Dans une tribune publiée dans Libération, plusieurs acteurs du secteur éducatif tirent la sonnette d'alarme sur la situation du périscolaire à Paris. Ils dénoncent un manque criant de moyens et de reconnaissance, faisant de ce pan de l'éducation un véritable angle mort des politiques éducatives.
Un secteur en souffrance
Le périscolaire, qui comprend les activités avant et après l'école, la cantine et les temps de loisirs, est pourtant essentiel au développement des enfants et à la conciliation vie professionnelle-vie familiale. Pourtant, il est souvent relégué au second plan. Les signataires soulignent que les personnels sont mal payés, peu formés et manquent de considération.

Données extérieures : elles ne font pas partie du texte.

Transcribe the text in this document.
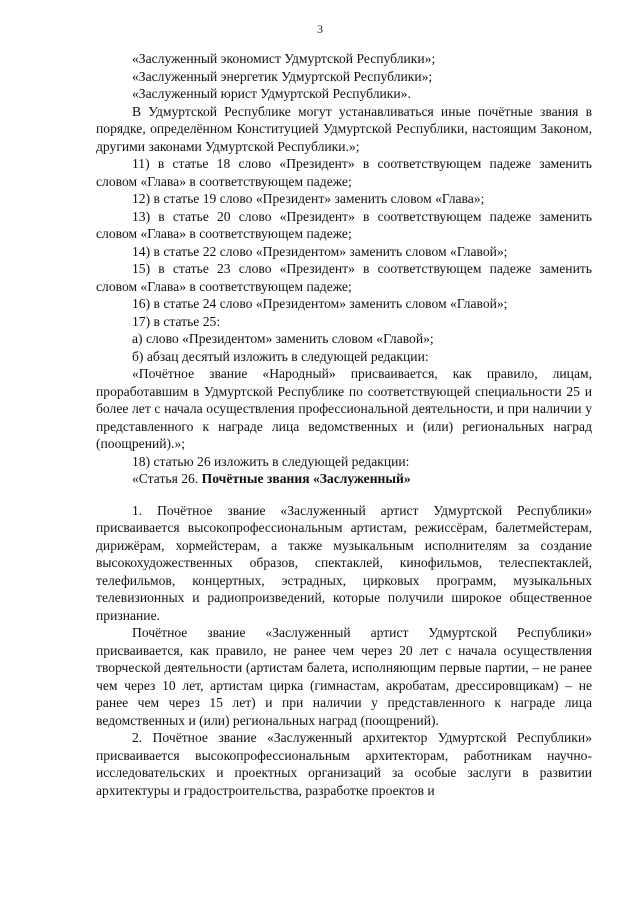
3

«Заслуженный экономист Удмуртской Республики»;

«Заслуженный энергетик Удмуртской Республики»;

«Заслуженный юрист Удмуртской Республики».

В Удмуртской Республике могут устанавливаться иные почётные звания в порядке, определённом Конституцией Удмуртской Республики, настоящим Законом, другими законами Удмуртской Республики.»;

11) в статье 18 слово «Президент» в соответствующем падеже заменить словом «Глава» в соответствующем падеже;

12) в статье 19 слово «Президент» заменить словом «Глава»;

13) в статье 20 слово «Президент» в соответствующем падеже заменить словом «Глава» в соответствующем падеже;

14) в статье 22 слово «Президентом» заменить словом «Главой»;

15) в статье 23 слово «Президент» в соответствующем падеже заменить словом «Глава» в соответствующем падеже;

16) в статье 24 слово «Президентом» заменить словом «Главой»;

17) в статье 25:

а) слово «Президентом» заменить словом «Главой»;

б) абзац десятый изложить в следующей редакции:

«Почётное звание «Народный» присваивается, как правило, лицам, проработавшим в Удмуртской Республике по соответствующей специальности 25 и более лет с начала осуществления профессиональной деятельности, и при наличии у представленного к награде лица ведомственных и (или) региональных наград (поощрений).»;

18) статью 26 изложить в следующей редакции:

«Статья 26. Почётные звания «Заслуженный»

1. Почётное звание «Заслуженный артист Удмуртской Республики» присваивается высокопрофессиональным артистам, режиссёрам, балетмейстерам, дирижёрам, хормейстерам, а также музыкальным исполнителям за создание высокохудожественных образов, спектаклей, кинофильмов, телеспектаклей, телефильмов, концертных, эстрадных, цирковых программ, музыкальных телевизионных и радиопроизведений, которые получили широкое общественное признание.

Почётное звание «Заслуженный артист Удмуртской Республики» присваивается, как правило, не ранее чем через 20 лет с начала осуществления творческой деятельности (артистам балета, исполняющим первые партии, – не ранее чем через 10 лет, артистам цирка (гимнастам, акробатам, дрессировщикам) – не ранее чем через 15 лет) и при наличии у представленного к награде лица ведомственных и (или) региональных наград (поощрений).

2. Почётное звание «Заслуженный архитектор Удмуртской Республики» присваивается высокопрофессиональным архитекторам, работникам научно-исследовательских и проектных организаций за особые заслуги в развитии архитектуры и градостроительства, разработке проектов и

Des conséquences concrètes
Cette situation a des répercussions directes sur la qualité de l'accueil des enfants. Les activités proposées sont parfois réduites, les locaux inadaptés et le turn-over du personnel important. Les familles, elles, subissent des horaires rigides et des difficultés d'accès.
Un appel à l'action
Face à ce constat, les auteurs de la tribune appellent à une prise de conscience collective. Ils demandent une revalorisation des métiers du périscolaire, une meilleure formation et une intégration réelle dans les politiques éducatives locales. Ils insistent sur la nécessité de considérer ce temps comme un temps éducatif à part entière.
Cette tribune intervient alors que la ville de Paris mène une réflexion sur son projet éducatif local. Les signataires espèrent que leurs alertes seront entendues et que des mesures concrètes seront prises pour améliorer le quotidien des enfants, des familles et des professionnels.